Two Detail Bolton's Efforts to Punish Dissent
Friday, April 29, 2005
A former senior Bush administration official told Senate staff members yesterday that John R. Bolton, the president's nominee for ambassador to the United Nations, sought to punish two State Department officials for disagreeing with him on nonproliferation issues, congressional sources said. And a former CIA chief, disputing Bolton, said the nominee had tried to fire a national intelligence officer who believed Bolton was exaggerating evidence on Cuba, they said.
John S. Wolf, who served as assistant secretary of state for nonproliferation and as President Bush's senior envoy to the Middle East until last year, and Alan Foley, who ran the CIA's weapons of mass destruction office, were two of six people who were interviewed by staff members on the Senate Foreign Relations Committee.
Bolton's nomination before the panel has been stalled by allegations that he bullied intelligence analysts, harassed colleagues and exaggerated threats posed by Cuba, Syria, North Korea and Iran.
The allegations, some of which remain unsubstantiated, caused enough concern among committee members, including several Republicans, that a vote has been delayed until May 12 to allow time to investigate. The White House has responded with a forceful lobbying and public relations campaign, and is considering ways to push through the nomination on the Senate floor even if it fails in committee.

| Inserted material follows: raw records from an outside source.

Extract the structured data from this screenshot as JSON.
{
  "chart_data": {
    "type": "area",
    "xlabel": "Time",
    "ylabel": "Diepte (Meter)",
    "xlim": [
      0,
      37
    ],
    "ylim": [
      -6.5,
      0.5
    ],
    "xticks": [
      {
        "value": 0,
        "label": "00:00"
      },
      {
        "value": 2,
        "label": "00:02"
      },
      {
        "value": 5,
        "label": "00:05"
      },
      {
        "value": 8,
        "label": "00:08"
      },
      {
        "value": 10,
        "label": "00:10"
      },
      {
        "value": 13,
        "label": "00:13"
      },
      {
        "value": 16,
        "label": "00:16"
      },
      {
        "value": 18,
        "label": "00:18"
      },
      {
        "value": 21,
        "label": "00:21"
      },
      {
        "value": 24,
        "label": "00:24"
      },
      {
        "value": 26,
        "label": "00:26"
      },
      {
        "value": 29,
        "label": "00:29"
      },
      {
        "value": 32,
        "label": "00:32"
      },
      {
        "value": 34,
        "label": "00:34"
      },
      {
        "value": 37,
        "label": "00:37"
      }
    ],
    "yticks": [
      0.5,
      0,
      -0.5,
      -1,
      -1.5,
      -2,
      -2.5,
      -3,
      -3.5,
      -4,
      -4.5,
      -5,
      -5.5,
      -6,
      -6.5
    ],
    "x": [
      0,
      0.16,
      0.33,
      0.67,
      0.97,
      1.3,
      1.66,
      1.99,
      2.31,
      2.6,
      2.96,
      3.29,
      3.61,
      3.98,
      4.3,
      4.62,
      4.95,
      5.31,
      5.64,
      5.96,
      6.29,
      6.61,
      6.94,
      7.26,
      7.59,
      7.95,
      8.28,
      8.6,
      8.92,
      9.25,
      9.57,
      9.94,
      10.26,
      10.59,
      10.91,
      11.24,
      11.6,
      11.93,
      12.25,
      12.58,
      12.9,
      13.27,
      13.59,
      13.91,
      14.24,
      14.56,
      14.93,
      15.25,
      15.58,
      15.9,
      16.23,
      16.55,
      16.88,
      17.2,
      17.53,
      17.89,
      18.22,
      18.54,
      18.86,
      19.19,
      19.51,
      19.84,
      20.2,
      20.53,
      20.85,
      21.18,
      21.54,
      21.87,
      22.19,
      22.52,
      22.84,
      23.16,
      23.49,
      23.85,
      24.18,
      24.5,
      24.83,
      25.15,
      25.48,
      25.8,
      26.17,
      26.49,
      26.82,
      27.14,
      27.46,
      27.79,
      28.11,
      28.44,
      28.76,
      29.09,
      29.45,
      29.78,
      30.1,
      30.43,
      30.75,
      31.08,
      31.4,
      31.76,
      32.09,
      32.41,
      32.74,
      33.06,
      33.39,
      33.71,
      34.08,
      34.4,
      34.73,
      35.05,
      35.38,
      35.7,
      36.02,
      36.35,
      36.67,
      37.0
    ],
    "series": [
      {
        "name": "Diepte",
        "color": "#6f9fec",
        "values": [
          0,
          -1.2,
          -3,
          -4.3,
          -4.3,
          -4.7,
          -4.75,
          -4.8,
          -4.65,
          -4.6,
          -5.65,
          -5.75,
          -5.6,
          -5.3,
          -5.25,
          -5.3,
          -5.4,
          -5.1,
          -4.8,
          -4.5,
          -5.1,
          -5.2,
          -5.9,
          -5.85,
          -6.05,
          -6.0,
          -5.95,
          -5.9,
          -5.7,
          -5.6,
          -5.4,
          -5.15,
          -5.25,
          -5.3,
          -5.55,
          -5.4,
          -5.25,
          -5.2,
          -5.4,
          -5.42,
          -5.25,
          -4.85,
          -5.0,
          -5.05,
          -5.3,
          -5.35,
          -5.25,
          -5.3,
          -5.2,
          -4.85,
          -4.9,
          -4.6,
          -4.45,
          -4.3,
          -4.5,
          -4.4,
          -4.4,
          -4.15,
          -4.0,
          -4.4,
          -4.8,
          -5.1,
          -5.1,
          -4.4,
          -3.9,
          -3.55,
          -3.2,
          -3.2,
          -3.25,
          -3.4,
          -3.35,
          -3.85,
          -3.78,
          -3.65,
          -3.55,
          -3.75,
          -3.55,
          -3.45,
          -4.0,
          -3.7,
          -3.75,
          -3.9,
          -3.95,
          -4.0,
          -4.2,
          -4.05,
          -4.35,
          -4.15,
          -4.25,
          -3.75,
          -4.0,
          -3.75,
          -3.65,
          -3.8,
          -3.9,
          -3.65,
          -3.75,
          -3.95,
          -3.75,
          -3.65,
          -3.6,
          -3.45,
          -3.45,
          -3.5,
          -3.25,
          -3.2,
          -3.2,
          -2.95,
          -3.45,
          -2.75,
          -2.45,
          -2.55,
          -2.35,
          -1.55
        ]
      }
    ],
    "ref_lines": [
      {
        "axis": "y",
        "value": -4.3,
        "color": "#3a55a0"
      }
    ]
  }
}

In a news conference last night, Bush said Bolton's "blunt" style would serve him effectively in trying to tackle U.N. reform. The president would not directly comment on allegations about Bolton, except to say they had been addressed by the Senate.
On Wednesday, the committee's Republican chairman, Sen. Richard G. Lugar (Ind.), predicted Bolton would be approved by the committee and sent to the full Senate for a successful confirmation. The Republicans dominate the panel with 10 of the 18 seats.
But yesterday, Sen. George V. Voinovich (R-Ohio), whose concerns promoted the delay in the committee's decision, told a luncheon of the Cleveland Club that he was still undecided. "I am concerned about people's interpersonal skills," he said in response to a question about Bolton.
In the past three weeks, the panel has been told about four instances in which people said Bolton sought to remove officials who disagreed with him. In his own testimony, Bolton said he lost confidence in two intelligence analysts who disagreed with his assertions about Cuba and he tried to have them reassigned. He has not fully responded to questions about the cases involving State Department officials.
Wolf, who worked directly for Bolton in the current administration and in the President George H.W. Bush administration, is no longer on close terms with his former colleague. He would not comment yesterday on the substance of his 75-minute testimony, which was described by two committee staff members.
Wolf has already said publicly that Bolton, as undersecretary of state for arms control and international security, targeted a young career officer who was close to former secretary of state Colin L. Powell and whom Bolton mistakenly accused of concealing a cable.
In an interview yesterday with Republican and Democratic staff members, Wolf elaborated on that incident in 2003 and told the committee for the first time that Bolton demanded disciplinary actions against other career officials who offered views that differed from his own. To protect the officials' privacy, Wolf did not name them to the committee staff or describe the nature of the views they offered.
State Department spokesman J. Adam Ereli said yesterday that the issue of Bolton's management style had already been raised and dealt with by the committee.
Foley, who until September 2003 ran the CIA's Weapons Intelligence, Nonproliferation, and Arms Control Center, known as Winpac, spoke to the committee by phone yesterday for an hour.
Committee sources said he confirmed testimony provided by Stuart Cohen, the former acting director of the National Intelligence Council, that Bolton had tried to fire the national intelligence officer for Latin America who disagreed with Bolton's assertions about an alleged bioweapons programs in Cuba.
"Foley told us that Bolton's chief of staff, Fred Fleitz, called him up and said that Bolton wanted the analyst fired," one committee investigator said. Bolton has denied that he sought to fire the officer.
The committee also interviewed Thomas Hubbard, the former ambassador to South Korea, who reiterated earlier statements that he did not approve a controversial speech Bolton gave on North Korea, as Bolton had testified in his confirmation hearing.
Also yesterday, Democrats on the committee sent Bolton two dozen additional questions to answer. Most of them are resubmissions of previous queries he did not fully address.